Pour terminer, est-ce que vous pensez que le terme « repreZent » signifie encore quelque chose en 2013 ?
A.B : Sans aucun doute, tu dois représenter qui tu es, ta famille.. Tu représentes beaucoup de choses en fait de nos jours… avec Guilty on représente Detroit, mais également les USA, et le Hiphop… Il représente sa famille, je représente la mienne… Je veux dire représenter… Quand tu es en public, tu dois te souvenir que tu représentes toujours bien plus que toi-même. Tu dois être conscient de tous les gens, de tout ce que tu peux représenter à l’extérieur… En fait on représente le monde en quelque sorte…

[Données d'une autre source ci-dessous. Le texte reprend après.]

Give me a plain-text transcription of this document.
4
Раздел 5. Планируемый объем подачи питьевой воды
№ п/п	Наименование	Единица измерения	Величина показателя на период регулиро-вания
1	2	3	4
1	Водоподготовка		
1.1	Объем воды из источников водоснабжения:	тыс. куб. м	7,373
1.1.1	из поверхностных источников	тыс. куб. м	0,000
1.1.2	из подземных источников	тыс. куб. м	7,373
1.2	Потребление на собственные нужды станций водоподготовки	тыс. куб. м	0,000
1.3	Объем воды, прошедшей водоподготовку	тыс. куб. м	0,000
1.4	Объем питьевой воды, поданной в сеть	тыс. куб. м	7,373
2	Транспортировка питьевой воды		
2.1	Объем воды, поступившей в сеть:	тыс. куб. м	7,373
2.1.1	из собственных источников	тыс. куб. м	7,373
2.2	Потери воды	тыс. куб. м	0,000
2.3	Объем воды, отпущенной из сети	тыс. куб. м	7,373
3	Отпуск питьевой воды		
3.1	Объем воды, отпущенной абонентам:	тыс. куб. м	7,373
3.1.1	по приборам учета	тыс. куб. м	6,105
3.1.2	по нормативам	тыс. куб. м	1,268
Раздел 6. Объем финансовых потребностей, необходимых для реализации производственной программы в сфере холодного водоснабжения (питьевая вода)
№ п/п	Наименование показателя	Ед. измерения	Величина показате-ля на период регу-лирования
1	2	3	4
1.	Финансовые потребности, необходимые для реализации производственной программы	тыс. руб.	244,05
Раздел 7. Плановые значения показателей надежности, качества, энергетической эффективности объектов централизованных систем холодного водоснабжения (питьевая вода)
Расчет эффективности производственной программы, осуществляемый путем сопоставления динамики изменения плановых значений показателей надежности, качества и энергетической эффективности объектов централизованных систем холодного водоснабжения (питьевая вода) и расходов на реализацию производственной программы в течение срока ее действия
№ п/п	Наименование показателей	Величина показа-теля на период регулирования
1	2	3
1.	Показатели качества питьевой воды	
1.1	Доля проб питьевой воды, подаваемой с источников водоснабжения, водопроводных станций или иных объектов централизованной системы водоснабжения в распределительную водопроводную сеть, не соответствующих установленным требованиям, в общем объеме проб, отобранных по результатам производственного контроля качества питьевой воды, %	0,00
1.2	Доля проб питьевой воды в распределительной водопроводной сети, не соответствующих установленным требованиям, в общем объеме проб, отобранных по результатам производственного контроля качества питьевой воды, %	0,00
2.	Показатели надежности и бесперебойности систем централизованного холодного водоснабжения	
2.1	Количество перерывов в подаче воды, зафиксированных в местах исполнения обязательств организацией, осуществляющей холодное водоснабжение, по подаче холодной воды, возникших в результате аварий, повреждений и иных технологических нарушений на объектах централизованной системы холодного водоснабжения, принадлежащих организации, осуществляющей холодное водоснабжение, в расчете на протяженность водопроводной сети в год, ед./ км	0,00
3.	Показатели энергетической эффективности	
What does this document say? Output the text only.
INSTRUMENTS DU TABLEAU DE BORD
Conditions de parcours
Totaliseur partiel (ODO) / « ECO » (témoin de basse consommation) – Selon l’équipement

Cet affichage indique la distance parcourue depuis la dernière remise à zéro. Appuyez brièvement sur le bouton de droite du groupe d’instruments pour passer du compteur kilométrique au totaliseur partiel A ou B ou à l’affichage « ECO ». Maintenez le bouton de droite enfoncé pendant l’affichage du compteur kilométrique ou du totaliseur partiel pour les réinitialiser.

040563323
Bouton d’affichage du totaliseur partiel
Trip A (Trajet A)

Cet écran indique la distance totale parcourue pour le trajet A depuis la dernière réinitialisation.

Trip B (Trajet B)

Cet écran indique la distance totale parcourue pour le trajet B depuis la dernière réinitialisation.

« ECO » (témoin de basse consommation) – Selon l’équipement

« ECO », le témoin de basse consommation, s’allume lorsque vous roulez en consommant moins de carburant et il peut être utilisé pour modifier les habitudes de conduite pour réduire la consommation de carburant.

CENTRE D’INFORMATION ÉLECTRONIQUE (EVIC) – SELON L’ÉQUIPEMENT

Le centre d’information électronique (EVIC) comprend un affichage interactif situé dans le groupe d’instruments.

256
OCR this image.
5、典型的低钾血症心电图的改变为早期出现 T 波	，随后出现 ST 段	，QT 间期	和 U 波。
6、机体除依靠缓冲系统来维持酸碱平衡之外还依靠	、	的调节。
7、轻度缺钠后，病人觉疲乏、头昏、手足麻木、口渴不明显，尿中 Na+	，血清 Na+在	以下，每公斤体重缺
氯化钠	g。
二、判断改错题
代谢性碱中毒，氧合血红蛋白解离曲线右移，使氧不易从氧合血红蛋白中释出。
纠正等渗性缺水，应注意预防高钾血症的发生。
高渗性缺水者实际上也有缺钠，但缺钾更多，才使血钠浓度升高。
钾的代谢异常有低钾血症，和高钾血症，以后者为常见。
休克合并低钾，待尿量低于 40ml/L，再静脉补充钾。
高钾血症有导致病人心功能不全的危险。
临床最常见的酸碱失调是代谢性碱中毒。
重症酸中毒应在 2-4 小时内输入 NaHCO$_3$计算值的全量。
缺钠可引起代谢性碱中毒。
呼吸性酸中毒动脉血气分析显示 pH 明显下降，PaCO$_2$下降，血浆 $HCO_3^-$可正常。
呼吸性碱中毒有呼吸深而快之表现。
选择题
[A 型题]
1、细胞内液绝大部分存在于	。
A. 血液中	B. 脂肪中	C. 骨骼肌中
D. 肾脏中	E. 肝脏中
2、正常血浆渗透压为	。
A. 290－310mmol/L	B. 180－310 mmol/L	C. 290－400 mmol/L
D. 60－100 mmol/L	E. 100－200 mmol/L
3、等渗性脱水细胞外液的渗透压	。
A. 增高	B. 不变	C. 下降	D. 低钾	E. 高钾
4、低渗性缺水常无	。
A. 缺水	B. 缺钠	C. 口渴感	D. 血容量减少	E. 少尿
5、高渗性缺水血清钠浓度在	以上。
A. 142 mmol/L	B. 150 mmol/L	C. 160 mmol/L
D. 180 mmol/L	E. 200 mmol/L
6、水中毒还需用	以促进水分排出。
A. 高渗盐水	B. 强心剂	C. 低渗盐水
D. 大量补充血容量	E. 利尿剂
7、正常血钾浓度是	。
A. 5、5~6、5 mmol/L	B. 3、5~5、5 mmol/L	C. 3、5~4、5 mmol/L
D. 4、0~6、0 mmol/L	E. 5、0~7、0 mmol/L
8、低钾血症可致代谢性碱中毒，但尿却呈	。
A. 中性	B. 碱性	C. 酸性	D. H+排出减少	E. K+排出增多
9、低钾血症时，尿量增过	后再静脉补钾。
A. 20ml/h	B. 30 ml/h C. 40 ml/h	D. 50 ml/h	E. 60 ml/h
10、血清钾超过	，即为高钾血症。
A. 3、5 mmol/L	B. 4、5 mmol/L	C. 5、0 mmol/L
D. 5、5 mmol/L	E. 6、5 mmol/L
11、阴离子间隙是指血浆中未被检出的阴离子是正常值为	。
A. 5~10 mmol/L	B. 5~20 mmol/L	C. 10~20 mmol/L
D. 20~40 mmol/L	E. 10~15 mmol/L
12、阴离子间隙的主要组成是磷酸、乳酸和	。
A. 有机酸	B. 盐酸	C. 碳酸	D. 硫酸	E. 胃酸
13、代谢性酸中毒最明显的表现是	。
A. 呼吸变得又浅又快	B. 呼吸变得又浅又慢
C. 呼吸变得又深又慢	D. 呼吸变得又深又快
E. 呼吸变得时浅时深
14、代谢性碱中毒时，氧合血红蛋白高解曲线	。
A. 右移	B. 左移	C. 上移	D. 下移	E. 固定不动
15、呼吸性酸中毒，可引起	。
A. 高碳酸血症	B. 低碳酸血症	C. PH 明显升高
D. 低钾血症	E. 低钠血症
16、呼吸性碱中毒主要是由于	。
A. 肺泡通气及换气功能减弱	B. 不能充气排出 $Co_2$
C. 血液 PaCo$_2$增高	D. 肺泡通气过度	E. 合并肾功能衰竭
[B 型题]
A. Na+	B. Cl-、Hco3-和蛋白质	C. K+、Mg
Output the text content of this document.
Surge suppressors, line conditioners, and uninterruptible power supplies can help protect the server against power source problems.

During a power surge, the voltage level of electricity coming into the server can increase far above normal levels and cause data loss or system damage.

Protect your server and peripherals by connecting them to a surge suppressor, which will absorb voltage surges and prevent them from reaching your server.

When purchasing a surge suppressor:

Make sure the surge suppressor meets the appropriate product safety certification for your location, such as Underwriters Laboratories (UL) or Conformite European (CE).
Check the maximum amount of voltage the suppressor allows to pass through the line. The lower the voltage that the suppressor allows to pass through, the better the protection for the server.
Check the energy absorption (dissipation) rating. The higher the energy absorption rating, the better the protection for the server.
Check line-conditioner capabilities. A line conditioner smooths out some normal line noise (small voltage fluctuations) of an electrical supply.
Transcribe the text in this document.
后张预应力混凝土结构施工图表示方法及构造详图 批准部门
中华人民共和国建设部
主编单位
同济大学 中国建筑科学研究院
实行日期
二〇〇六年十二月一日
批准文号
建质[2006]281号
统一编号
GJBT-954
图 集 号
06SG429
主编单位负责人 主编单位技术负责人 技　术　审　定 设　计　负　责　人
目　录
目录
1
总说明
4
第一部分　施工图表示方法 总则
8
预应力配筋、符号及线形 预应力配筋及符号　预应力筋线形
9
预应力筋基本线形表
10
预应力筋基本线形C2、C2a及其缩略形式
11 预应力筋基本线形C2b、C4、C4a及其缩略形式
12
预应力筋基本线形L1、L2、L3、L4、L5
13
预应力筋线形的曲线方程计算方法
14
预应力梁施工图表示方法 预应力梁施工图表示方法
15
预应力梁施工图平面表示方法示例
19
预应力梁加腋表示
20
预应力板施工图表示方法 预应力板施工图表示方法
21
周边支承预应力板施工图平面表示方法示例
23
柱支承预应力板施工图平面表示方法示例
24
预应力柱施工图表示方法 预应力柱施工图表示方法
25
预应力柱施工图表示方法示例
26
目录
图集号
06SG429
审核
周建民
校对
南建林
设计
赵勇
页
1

G.S : Je pense que le terme repreZent n’a jamais été désuet parce qu’on a toujours voulu développer les choses au mieux que l’on pouvait, de faire des choses que d’autres ne pouvaient pas faire pour justement les représenter. C’est les fondamentaux d’un artiste Hiphop, si tu ne représentes rien alors tu es perdu… C’est le plus important, d’ailleurs quand tu reviens chez toi, dans le quartier où tu as grandi c’est la première chose que les mecs te disent « j’aime la façon dont tu représentes ta ville, ton crew… ». Quand on parle de représenter ce n’est pas l’idée d’où l’on va, mais d’où l’on vient. C’est pour ça que je pense que le mot repreZent sera toujours aussi fort, que je le garderai toujours dans mon coeur. Représenter ma ville, représenter mon crew, représenter J. Dilla… tu représentes qui tu es et tu es ce que tu représentes, c’est le plus important pour un artiste Hiphop.